Aaron Williamson‘s Installation bei Birminghams Ikon-Galerie stellt die Absurdität in den Mittelpunkt. Inspiriert von den Schlachtschiffen des Ersten Weltkriegs, die auf die traditionelle Khaki-Tarnung zugunsten sogenannter „Dazzle Stripes“ verzichteten, hat Williamson einen Anzug mit hochgeometrischer Tarnung entworfen.

Versteckte Absichten … Aaron Williamson versteckt sich in einem Bild, das von der „Blenden“-Malerei auf Schlachtschiffen des Ersten Weltkriegs inspiriert ist.
Versteckte Absichten … Aaron Williamson versteckt sich in einem Bild, das von der „Blenden“-Malerei auf Schlachtschiffen des Ersten Weltkriegs inspiriert ist. Foto: James Edgar Ntensibe/Aaron Williamson

An diesem Tag wird er sich sichtbar in seiner Installation verstecken – sichtbar und unsichtbar – und das Publikum herausfordern, eine 3D-Brille aufzusetzen und ihn zu finden. Er sagt: Menschen mit Behinderungen sind hier, wenn sich die Gesellschaft nur die Mühe machen würde, sie zu sehen. „Menschen treten auf Eierschalen“, wenn es um Behinderungen geht, sagt Williamson, und der Spielsinn, der seinem Versteckspiel innewohnt, hilft ihnen, ihre Hemmungen abzubauen und sich zu engagieren. Und, sagt er, der einzig vernünftige Weg, auf den Umgang mit behinderten Menschen zu reagieren, sei mit Absurdität. „Man muss lachen“, schließt er.

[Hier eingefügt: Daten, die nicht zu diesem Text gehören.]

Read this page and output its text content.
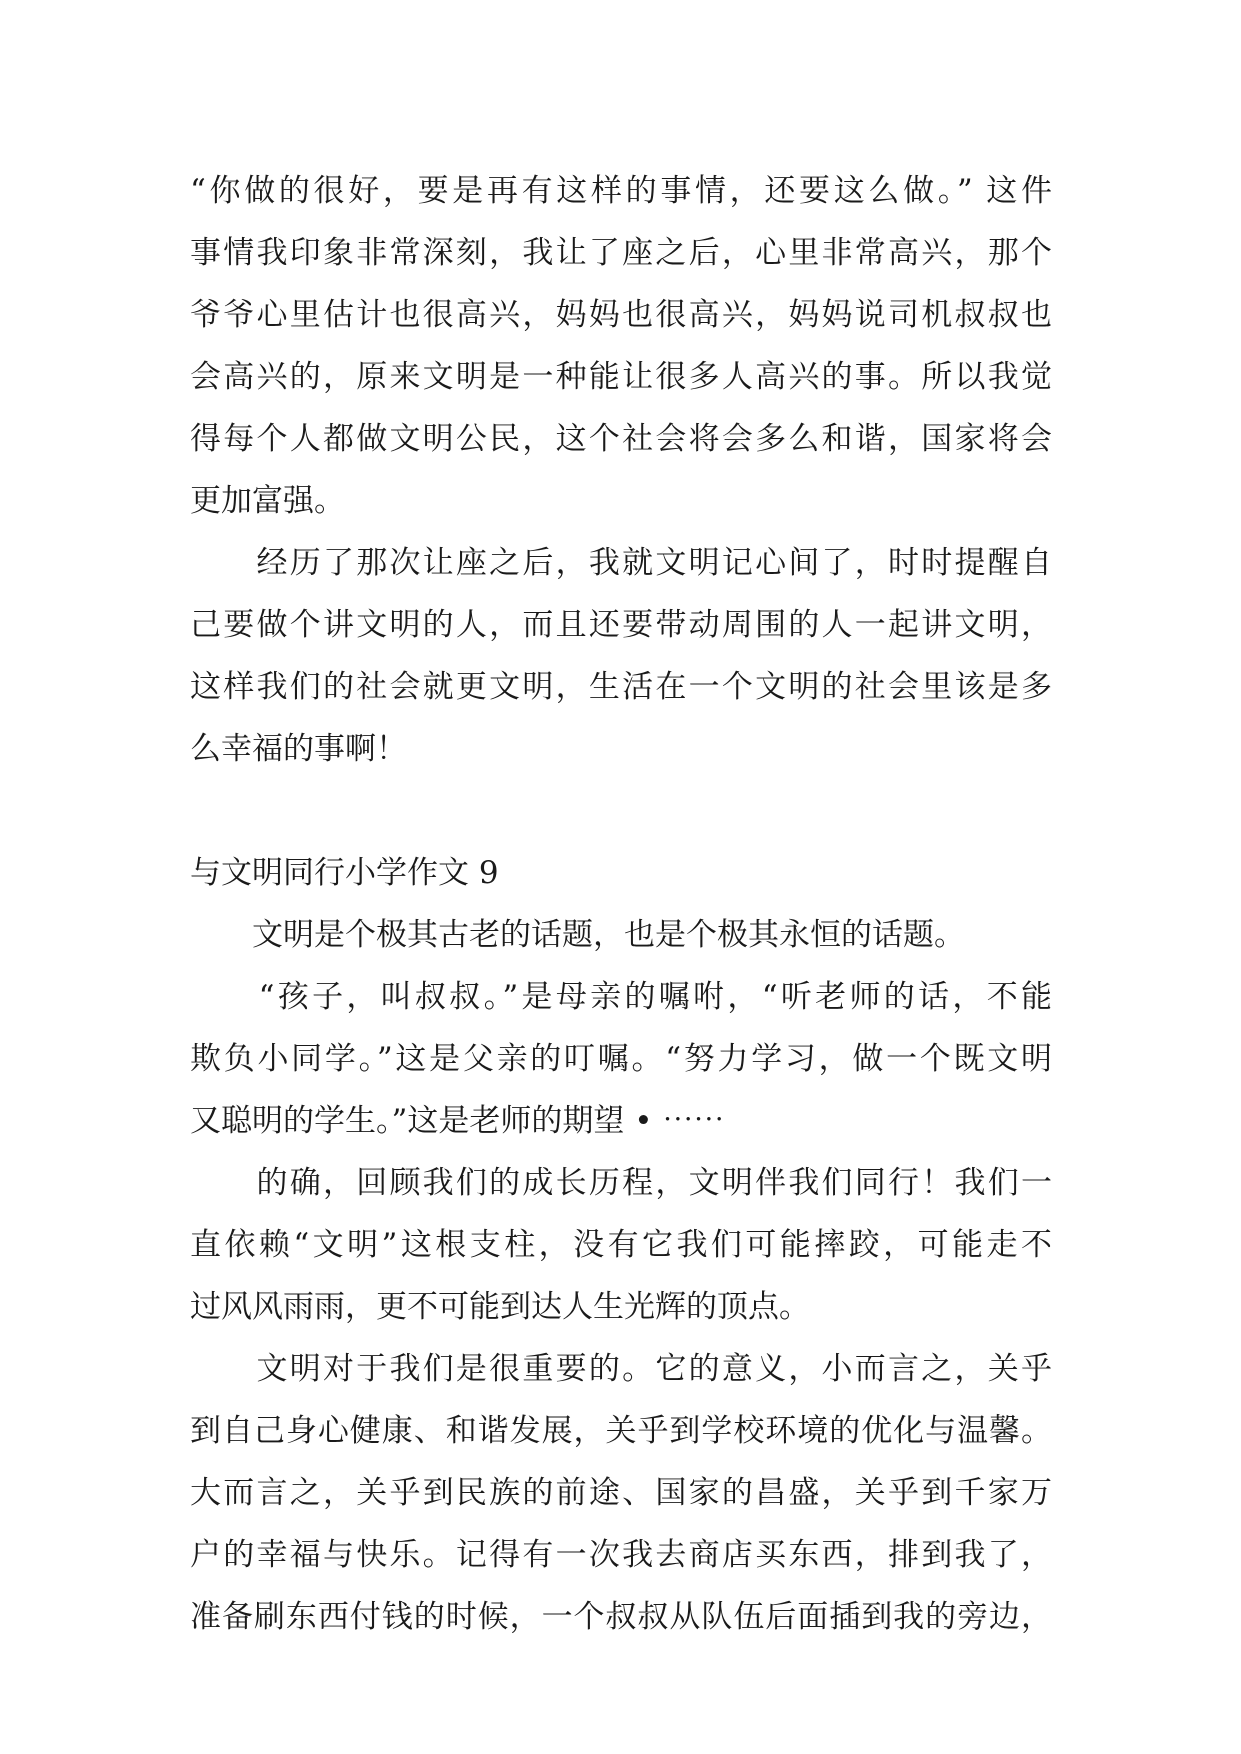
“你做的很好，要是再有这样的事情，还要这么做。” 这件
事情我印象非常深刻，我让了座之后，心里非常高兴，那个
爷爷心里估计也很高兴，妈妈也很高兴，妈妈说司机叔叔也
会高兴的，原来文明是一种能让很多人高兴的事。所以我觉
得每个人都做文明公民，这个社会将会多么和谐，国家将会
更加富强。
　　经历了那次让座之后，我就文明记心间了，时时提醒自
己要做个讲文明的人，而且还要带动周围的人一起讲文明，
这样我们的社会就更文明，生活在一个文明的社会里该是多
么幸福的事啊！
与文明同行小学作文 9
　　文明是个极其古老的话题，也是个极其永恒的话题。
　　“孩子，叫叔叔。”是母亲的嘱咐，“听老师的话，不能
欺负小同学。”这是父亲的叮嘱。“努力学习，做一个既文明
又聪明的学生。”这是老师的期望 • ⋯⋯
　　的确，回顾我们的成长历程，文明伴我们同行！我们一
直依赖“文明”这根支柱，没有它我们可能摔跤，可能走不
过风风雨雨，更不可能到达人生光辉的顶点。
　　文明对于我们是很重要的。它的意义，小而言之，关乎
到自己身心健康、和谐发展，关乎到学校环境的优化与温馨。
大而言之，关乎到民族的前途、国家的昌盛，关乎到千家万
户的幸福与快乐。记得有一次我去商店买东西，排到我了，
准备刷东西付钱的时候，一个叔叔从队伍后面插到我的旁边，
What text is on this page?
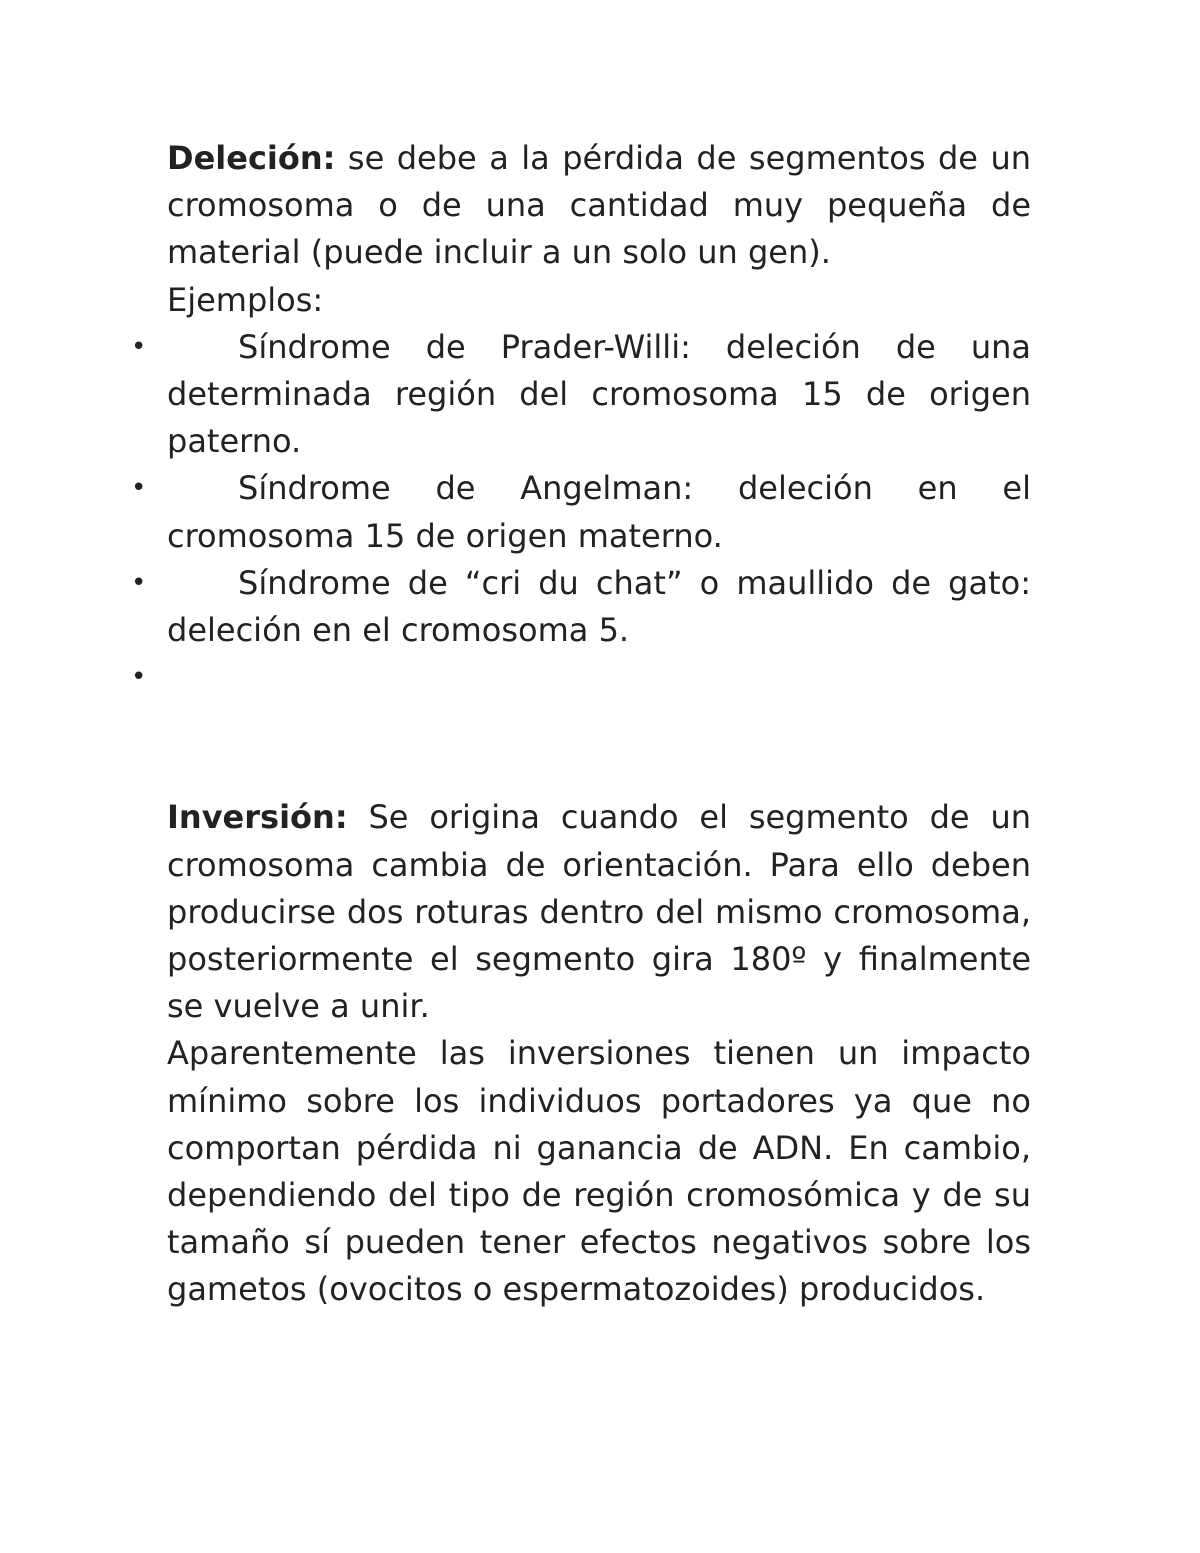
Deleción: se debe a la pérdida de segmentos de un cromosoma o de una cantidad muy pequeña de material (puede incluir a un solo un gen).

Ejemplos:

•	Síndrome de Prader-Willi: deleción de una determinada región del cromosoma 15 de origen paterno.
•	Síndrome de Angelman: deleción en el cromosoma 15 de origen materno.
•	Síndrome de “cri du chat” o maullido de gato: deleción en el cromosoma 5.
•

Inversión: Se origina cuando el segmento de un cromosoma cambia de orientación. Para ello deben producirse dos roturas dentro del mismo cromosoma, posteriormente el segmento gira 180º y finalmente se vuelve a unir.

Aparentemente las inversiones tienen un impacto mínimo sobre los individuos portadores ya que no comportan pérdida ni ganancia de ADN. En cambio, dependiendo del tipo de región cromosómica y de su tamaño sí pueden tener efectos negativos sobre los gametos (ovocitos o espermatozoides) producidos.
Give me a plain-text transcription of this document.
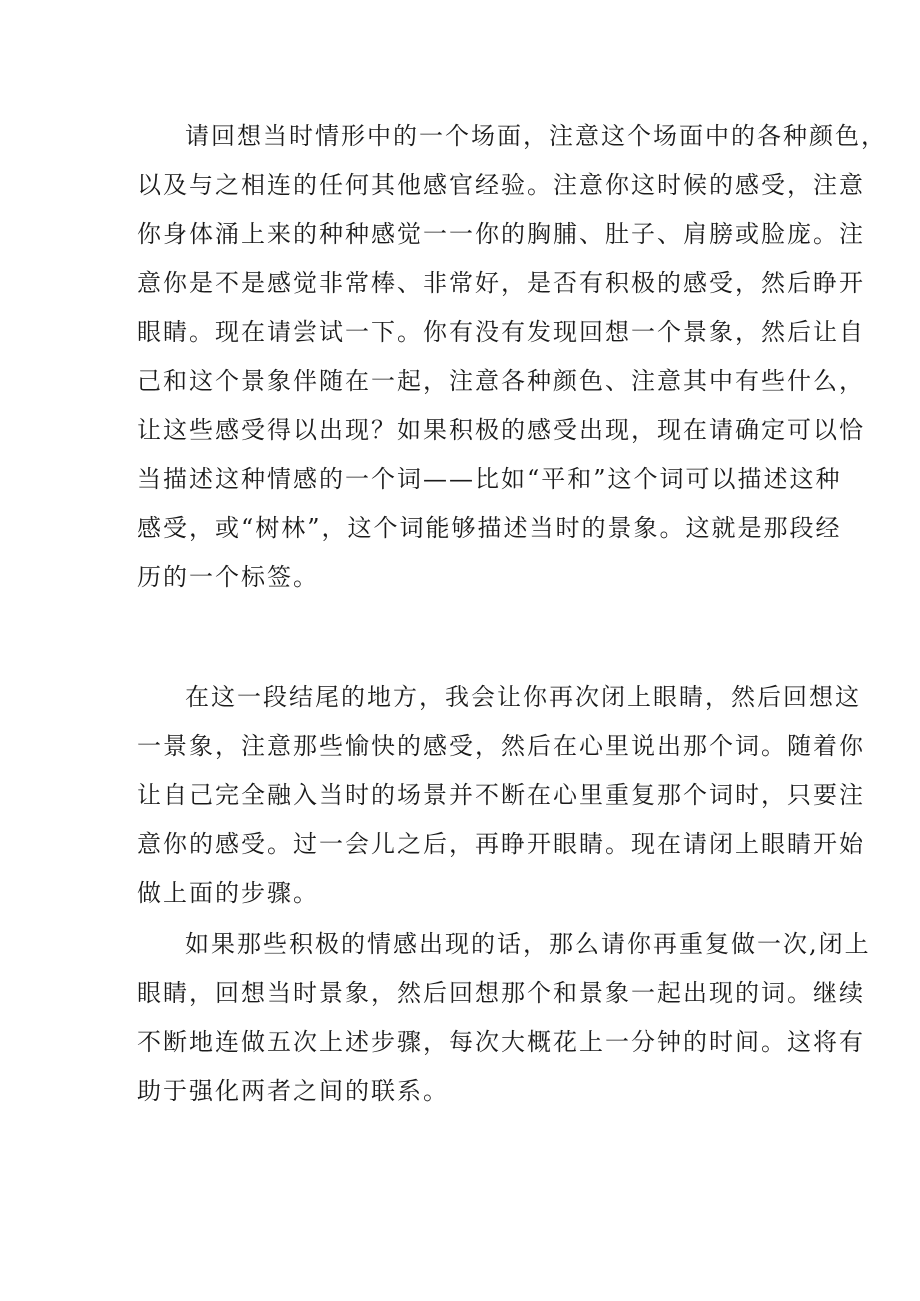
请回想当时情形中的一个场面，注意这个场面中的各种颜色，
以及与之相连的任何其他感官经验。注意你这时候的感受，注意
你身体涌上来的种种感觉一一你的胸脯、肚子、肩膀或脸庞。注
意你是不是感觉非常棒、非常好，是否有积极的感受，然后睁开
眼睛。现在请尝试一下。你有没有发现回想一个景象，然后让自
己和这个景象伴随在一起，注意各种颜色、注意其中有些什么，
让这些感受得以出现？如果积极的感受出现，现在请确定可以恰
当描述这种情感的一个词——比如“平和”这个词可以描述这种
感受，或“树林”，这个词能够描述当时的景象。这就是那段经
历的一个标签。
在这一段结尾的地方，我会让你再次闭上眼睛，然后回想这
一景象，注意那些愉快的感受，然后在心里说出那个词。随着你
让自己完全融入当时的场景并不断在心里重复那个词时，只要注
意你的感受。过一会儿之后，再睁开眼睛。现在请闭上眼睛开始
做上面的步骤。
如果那些积极的情感出现的话，那么请你再重复做一次,闭上
眼睛，回想当时景象，然后回想那个和景象一起出现的词。继续
不断地连做五次上述步骤，每次大概花上一分钟的时间。这将有
助于强化两者之间的联系。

Hätte die Dada-Bewegung im Jahr 2020 begonnen, hätte sie mit Sicherheit so ausgesehen: 30 behinderte Künstler übernehmen die führenden Kulturinstitutionen des Landes für einen Tag voller Satire, Spaß und Performance. Es würde sich mit schwierigen Themen auseinandersetzen und nicht davor zurückschrecken, den Menschen Unbehagen zu bereiten. Es würde das Publikum auffordern, nach den fehlenden Teilen zu suchen, und es gleichzeitig zum Lachen bringen. Es würde die Erfahrungen derer einbringen, die so oft außen vor bleiben, und sie mit Freundlichkeit behandeln. Und natürlich würde es einen riesigen Kuchen beinhalten.